The haunting of the Hotel del Salto was inevitable. If a preternatural index of conditions exists by which an otherworldly wrath might be invoked upon a place, then this structure certainly checks its share of boxes from the list. A brief examination of the history should be sufficient that even a skeptic might agree, if the hotel is not cursed, it ought to be.
The structure is perched on a mountain ledge overlooking Tequendama Falls on the Bogotá River, roughly 20 miles south-west of Bogotá, Colombia. Words do not serve justice to the awe-inspiring vista and natural beauty of the place. One would be hard pressed indeed to find a more picturesque place to build your home, which is exactly what celebrated architect Carlos Arturo Tapias did in 1923.
The area around the falls, however, was already home to the Muisca people, and had been for nearly twelve thousand years. Of course, this had changed during the Spanish colonization, when the Muisca culture was violently assimilated and nearly destroyed. The falls at Tequendama, translated as “he who precipitated downward” have always been sacred to the Muisca and are included in many of their creation myths. The myths took a tragic turn as countless Muisca, refusing to submit to Spanish slavery, threw themselves from the falls. They believed if they leapt from that sacred place, their spirit would transform into an eagle, allowing them to fly to freedom. Whether drawn to the romantic legends, or simply as an effective exit, suicides at the falls are still common.

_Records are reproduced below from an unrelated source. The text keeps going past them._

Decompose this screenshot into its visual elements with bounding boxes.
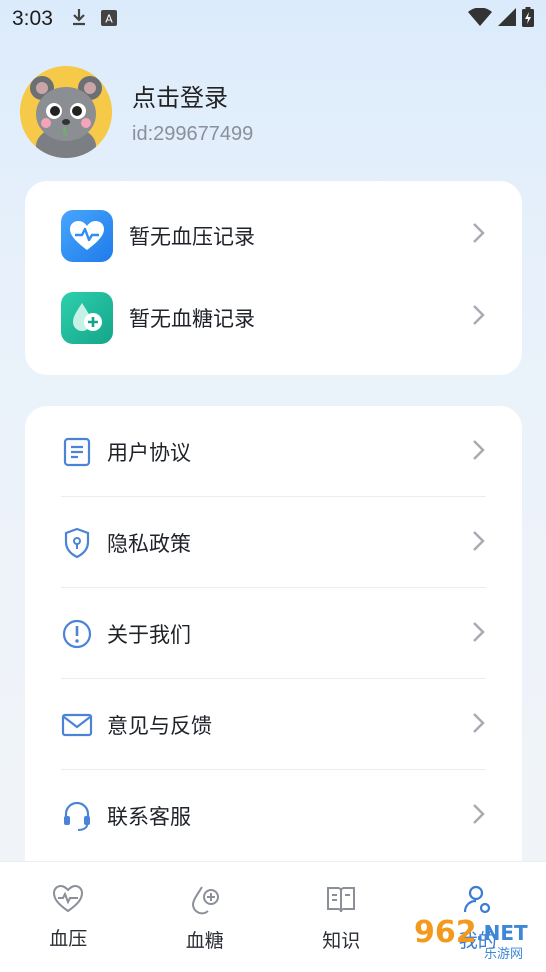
chevron-right-icon (472, 712, 486, 738)
menu-item-label: 隐私政策 (107, 531, 191, 556)
records-card: 暂无血压记录 暂无血糖记录 (25, 181, 522, 375)
svg-text:.NET: .NET (476, 921, 528, 945)
menu-item-label: 联系客服 (107, 804, 191, 829)
blood-drop-icon (61, 292, 113, 344)
chevron-right-icon (472, 530, 486, 556)
svg-text:962: 962 (414, 915, 477, 950)
user-id: id:299677499 (132, 123, 254, 145)
drop-plus-outline-icon (189, 884, 221, 920)
blood-sugar-record-label: 暂无血糖记录 (129, 307, 255, 331)
chevron-right-icon (472, 621, 486, 647)
blood-pressure-record-row[interactable]: 暂无血压记录 (25, 195, 522, 277)
tab-blood-pressure[interactable]: 血压 (0, 862, 137, 972)
download-icon (71, 7, 87, 31)
avatar[interactable] (20, 66, 112, 158)
tab-knowledge[interactable]: 知识 (273, 862, 410, 972)
login-prompt[interactable]: 点击登录 (132, 78, 253, 113)
menu-item-feedback[interactable]: 意见与反馈 (25, 679, 522, 770)
svg-text:乐游网: 乐游网 (484, 947, 523, 962)
chevron-right-icon (472, 803, 486, 829)
chevron-right-icon (472, 303, 486, 333)
battery-icon (522, 6, 534, 32)
info-icon (61, 618, 93, 650)
tab-label: 血压 (49, 928, 88, 950)
menu-item-privacy-policy[interactable]: 隐私政策 (25, 497, 522, 588)
chevron-right-icon (472, 221, 486, 251)
menu-item-label: 意见与反馈 (107, 713, 212, 738)
settings-menu-card: 用户协议 隐私政策 关于我们 意见与反馈 联系客服 (25, 406, 522, 926)
shield-icon (61, 527, 93, 559)
watermark-logo: 962 .NET 乐游网 (412, 914, 538, 966)
status-time: 3:03 (12, 7, 53, 30)
mail-icon (61, 709, 93, 741)
tab-blood-sugar[interactable]: 血糖 (137, 862, 274, 972)
chevron-right-icon (472, 439, 486, 465)
book-icon (325, 884, 357, 920)
heart-pulse-icon (61, 210, 113, 262)
svg-text:A: A (105, 13, 113, 26)
wifi-icon (468, 7, 492, 31)
menu-item-customer-service[interactable]: 联系客服 (25, 770, 522, 861)
document-icon (61, 436, 93, 468)
menu-item-about-us[interactable]: 关于我们 (25, 588, 522, 679)
blood-sugar-record-row[interactable]: 暂无血糖记录 (25, 277, 522, 359)
menu-item-label: 用户协议 (107, 440, 191, 465)
menu-item-user-agreement[interactable]: 用户协议 (25, 406, 522, 497)
tab-label: 知识 (322, 930, 361, 952)
menu-item-label: 关于我们 (107, 622, 191, 647)
status-bar: 3:03 A (0, 0, 546, 38)
bottom-tab-bar: 血压 血糖 知识 我的 962 .NET 乐游网 (0, 861, 546, 972)
tab-label: 血糖 (185, 930, 224, 952)
headset-icon (61, 800, 93, 832)
heart-pulse-outline-icon (52, 884, 84, 918)
signal-icon (498, 7, 516, 31)
profile-header[interactable]: 点击登录 id:299677499 (20, 66, 253, 158)
blood-pressure-record-label: 暂无血压记录 (129, 225, 255, 249)
a-icon: A (100, 7, 117, 31)
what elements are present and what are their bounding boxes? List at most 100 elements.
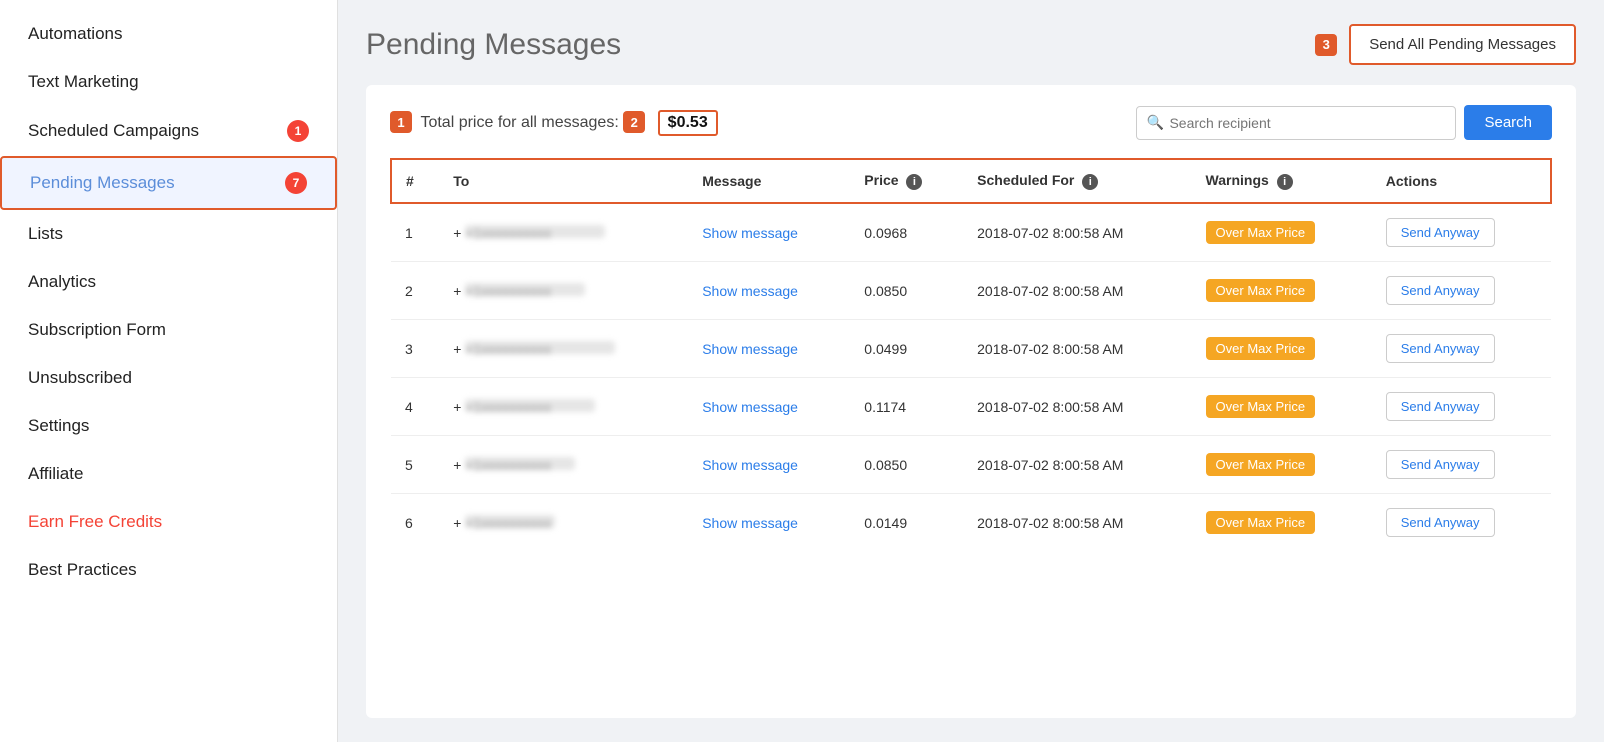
cell-to: + +1xxxxxxxxxx xyxy=(439,262,688,320)
cell-warning: Over Max Price xyxy=(1192,436,1372,494)
send-all-button[interactable]: Send All Pending Messages xyxy=(1349,24,1576,65)
sidebar-item-label: Subscription Form xyxy=(28,320,166,340)
sidebar-item-settings[interactable]: Settings xyxy=(0,402,337,450)
sidebar-item-unsubscribed[interactable]: Unsubscribed xyxy=(0,354,337,402)
total-price-value: $0.53 xyxy=(658,110,718,136)
cell-message: Show message xyxy=(688,320,850,378)
cell-to: + +1xxxxxxxxxx xyxy=(439,378,688,436)
cell-num: 3 xyxy=(391,320,439,378)
show-message-link[interactable]: Show message xyxy=(702,283,798,299)
warning-badge: Over Max Price xyxy=(1206,279,1316,302)
cell-scheduled: 2018-07-02 8:00:58 AM xyxy=(963,320,1191,378)
cell-action: Send Anyway xyxy=(1372,262,1551,320)
table-row: 3+ +1xxxxxxxxxxShow message0.04992018-07… xyxy=(391,320,1551,378)
sidebar-item-automations[interactable]: Automations xyxy=(0,10,337,58)
table-body: 1+ +1xxxxxxxxxxShow message0.09682018-07… xyxy=(391,203,1551,551)
sidebar-badge: 7 xyxy=(285,172,307,194)
table-header: # To Message Price i Scheduled For i War… xyxy=(391,159,1551,203)
cell-to: + +1xxxxxxxxxx xyxy=(439,203,688,262)
col-message: Message xyxy=(688,159,850,203)
cell-message: Show message xyxy=(688,378,850,436)
cell-action: Send Anyway xyxy=(1372,320,1551,378)
cell-scheduled: 2018-07-02 8:00:58 AM xyxy=(963,378,1191,436)
send-anyway-button[interactable]: Send Anyway xyxy=(1386,450,1495,479)
sidebar-item-best-practices[interactable]: Best Practices xyxy=(0,546,337,594)
send-anyway-button[interactable]: Send Anyway xyxy=(1386,334,1495,363)
cell-price: 0.0499 xyxy=(850,320,963,378)
col-price: Price i xyxy=(850,159,963,203)
table-row: 6+ +1xxxxxxxxxxShow message0.01492018-07… xyxy=(391,494,1551,552)
col-actions: Actions xyxy=(1372,159,1551,203)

In 1928, after the structure was remodeled and expanded, it opened as the Hotel del Salto, translated as the “Hotel of the Leap.” It catered to the Bogotá elite and hosted gluttonous galas and pretentious functions, though it did not take long for its dark history to catch up. Guests frequently reported hearing screaming throughout the hotel at night, as well as voices speaking in an unknown language. One particularly disturbed guest brutally murdered a young socialite, allegedly to appease the voices. Her spirit is said to remain, seeking vengeance. An alarming number of suicides have occurred on the property, as well as several guests mysteriously falling to their deaths from the hotel balcony. While generally chalked up as drunkenness or misadventure, the sinister history of the hotel leaves more than a little doubt. Bizarre mud and rockslides have also been documented along the access road to the hotel, the circumstances often being blamed on the paranormal.
By the 1950s the hotel’s creepy reputation was well established, and an extensive remodel was planned. However, this was not to be. Over the years, the growing city of Bogotá increasingly polluted the river with unmitigated human waste and industrial pollution, gradually destroying the ecosystem and natural beauty. By the time Hotel del Salto closed in the early 1990s Tequendama Falls held the dubious honor of being the largest human waste fall in the world.
It sat abandoned for two decades, rotting in its decadence, home to squatters and ghosts. During that time, the Columbian government developed a more eco-minded attitude and began regulating their pollution and reversing the environmental damage. In 2011, the hotel would be redeemed, benefiting from a complete renovation and rededication as the Tequendama Falls Museum of Biodiversity and Culture. In now stands as a cultural hub and symbol of Columbia’s environmental pride.
The museum keeps standard nine to five hours and is empty of visitors during the typical hours of reported paranormal activity. Thus, it is not known if the change in karma has brought any peace to the troubled spirits of the Hotel del Salto.